Aux termes de l'article premier, les parties s'engagent à se livrer réciproquement , et selon les dispositions du traité, « toute personne qui, se trouvant sur le territoire de l'une des parties, est poursuivie pour une infraction pénale ou recherchée aux fins d'exécution d'une peine privative de liberté , par les autorités judiciaires de l'autre partie, pour un fait donnant lieu à extradition » .

Les faits entrant dans le champ d'application sont définis à l'article 2. Ils concernent :

- toute infraction passible, au regard de la législation des deux parties, d'une peine privative de liberté d'au moins un an ;

- toute demande aux fins d'exécution d'une peine, prononcée par l'autorité judiciaire compétente de la partie requérante, lorsque la durée restant à purger est d'au moins six mois ;

- ainsi que les infractions en matière de taxes, d'impôts, de douane et de change.

L'extradition peut également être accordée pour des faits distincts et punis par la législation des deux parties, même si certains d'entre eux ne satisfont pas aux deux premiers critères précités.

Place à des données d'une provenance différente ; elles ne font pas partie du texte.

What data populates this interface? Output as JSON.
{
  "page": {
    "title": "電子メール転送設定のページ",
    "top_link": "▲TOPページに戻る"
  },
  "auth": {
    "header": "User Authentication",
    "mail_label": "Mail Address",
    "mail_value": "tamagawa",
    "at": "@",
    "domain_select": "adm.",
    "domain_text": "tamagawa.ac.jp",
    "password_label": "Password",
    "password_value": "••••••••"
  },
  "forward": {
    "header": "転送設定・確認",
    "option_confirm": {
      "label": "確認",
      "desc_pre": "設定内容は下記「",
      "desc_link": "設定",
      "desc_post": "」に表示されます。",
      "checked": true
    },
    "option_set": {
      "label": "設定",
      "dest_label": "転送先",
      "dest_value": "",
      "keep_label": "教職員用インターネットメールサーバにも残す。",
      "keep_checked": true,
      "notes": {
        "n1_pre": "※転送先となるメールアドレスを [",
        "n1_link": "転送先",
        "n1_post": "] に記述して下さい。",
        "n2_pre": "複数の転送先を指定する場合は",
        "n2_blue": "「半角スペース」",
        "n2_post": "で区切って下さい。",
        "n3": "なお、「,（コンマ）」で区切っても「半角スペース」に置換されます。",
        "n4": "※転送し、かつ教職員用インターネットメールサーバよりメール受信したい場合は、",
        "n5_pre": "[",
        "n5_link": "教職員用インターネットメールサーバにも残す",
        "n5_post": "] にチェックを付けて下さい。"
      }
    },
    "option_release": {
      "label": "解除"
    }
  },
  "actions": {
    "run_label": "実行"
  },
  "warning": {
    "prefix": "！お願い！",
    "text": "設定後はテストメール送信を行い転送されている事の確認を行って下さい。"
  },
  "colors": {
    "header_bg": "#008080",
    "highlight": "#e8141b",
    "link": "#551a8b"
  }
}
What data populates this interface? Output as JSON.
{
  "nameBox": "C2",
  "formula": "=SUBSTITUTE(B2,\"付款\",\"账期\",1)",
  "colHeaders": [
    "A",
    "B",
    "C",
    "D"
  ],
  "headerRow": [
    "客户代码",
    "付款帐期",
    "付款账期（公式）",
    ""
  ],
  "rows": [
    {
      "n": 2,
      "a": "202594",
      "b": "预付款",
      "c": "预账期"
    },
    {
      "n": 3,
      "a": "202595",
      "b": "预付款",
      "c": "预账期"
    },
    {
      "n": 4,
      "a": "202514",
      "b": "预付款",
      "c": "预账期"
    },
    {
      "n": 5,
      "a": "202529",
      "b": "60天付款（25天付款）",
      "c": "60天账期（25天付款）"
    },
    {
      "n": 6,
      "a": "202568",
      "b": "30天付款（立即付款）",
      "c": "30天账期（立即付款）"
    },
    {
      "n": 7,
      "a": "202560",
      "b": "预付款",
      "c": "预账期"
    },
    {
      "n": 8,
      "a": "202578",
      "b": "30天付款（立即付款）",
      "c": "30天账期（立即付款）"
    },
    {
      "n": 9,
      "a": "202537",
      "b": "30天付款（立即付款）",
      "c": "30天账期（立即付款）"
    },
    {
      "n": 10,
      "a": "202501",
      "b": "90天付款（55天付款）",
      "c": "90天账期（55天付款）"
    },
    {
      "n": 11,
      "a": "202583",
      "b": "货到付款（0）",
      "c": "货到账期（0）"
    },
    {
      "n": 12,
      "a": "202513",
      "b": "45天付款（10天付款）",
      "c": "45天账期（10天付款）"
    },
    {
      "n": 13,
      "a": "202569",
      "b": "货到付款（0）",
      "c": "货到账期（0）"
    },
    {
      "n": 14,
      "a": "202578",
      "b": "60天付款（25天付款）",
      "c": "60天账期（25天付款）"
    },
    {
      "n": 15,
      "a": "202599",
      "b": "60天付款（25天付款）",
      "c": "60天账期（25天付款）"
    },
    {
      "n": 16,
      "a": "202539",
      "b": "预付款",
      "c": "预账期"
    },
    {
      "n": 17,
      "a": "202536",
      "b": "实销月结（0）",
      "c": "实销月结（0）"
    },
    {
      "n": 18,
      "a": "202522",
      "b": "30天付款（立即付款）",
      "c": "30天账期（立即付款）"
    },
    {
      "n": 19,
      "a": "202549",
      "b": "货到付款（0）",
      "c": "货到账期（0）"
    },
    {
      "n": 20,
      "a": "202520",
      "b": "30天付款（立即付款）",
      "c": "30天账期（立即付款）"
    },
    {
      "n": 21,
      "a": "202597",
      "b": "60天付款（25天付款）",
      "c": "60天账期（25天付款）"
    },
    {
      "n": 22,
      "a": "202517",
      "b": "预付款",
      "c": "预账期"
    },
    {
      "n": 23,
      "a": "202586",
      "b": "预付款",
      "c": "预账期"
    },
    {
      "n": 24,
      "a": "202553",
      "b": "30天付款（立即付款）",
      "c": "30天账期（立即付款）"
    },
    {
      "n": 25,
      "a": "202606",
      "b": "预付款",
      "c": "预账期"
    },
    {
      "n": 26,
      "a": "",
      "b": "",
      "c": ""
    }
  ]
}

B. LES MOTIFS DE REFUS D'EXTRADITION

1. Les motifs obligatoires
a) La nature de l'infraction

En application de l'article 3, toute demande d'extradition doit être refusée si elle concerne des infractions politiques - ou connexes à de telles infractions -, ou encore des infractions exclusivement militaires .

La partie requise doit également opposer son refus si elle considère que la demande est présentée pour des raisons tenant à la race, la religion, la nationalité ou aux opinions politiques de la personne concernée, ou que la situation de cette personne risque d'être aggravée pour l'une de ces raisons.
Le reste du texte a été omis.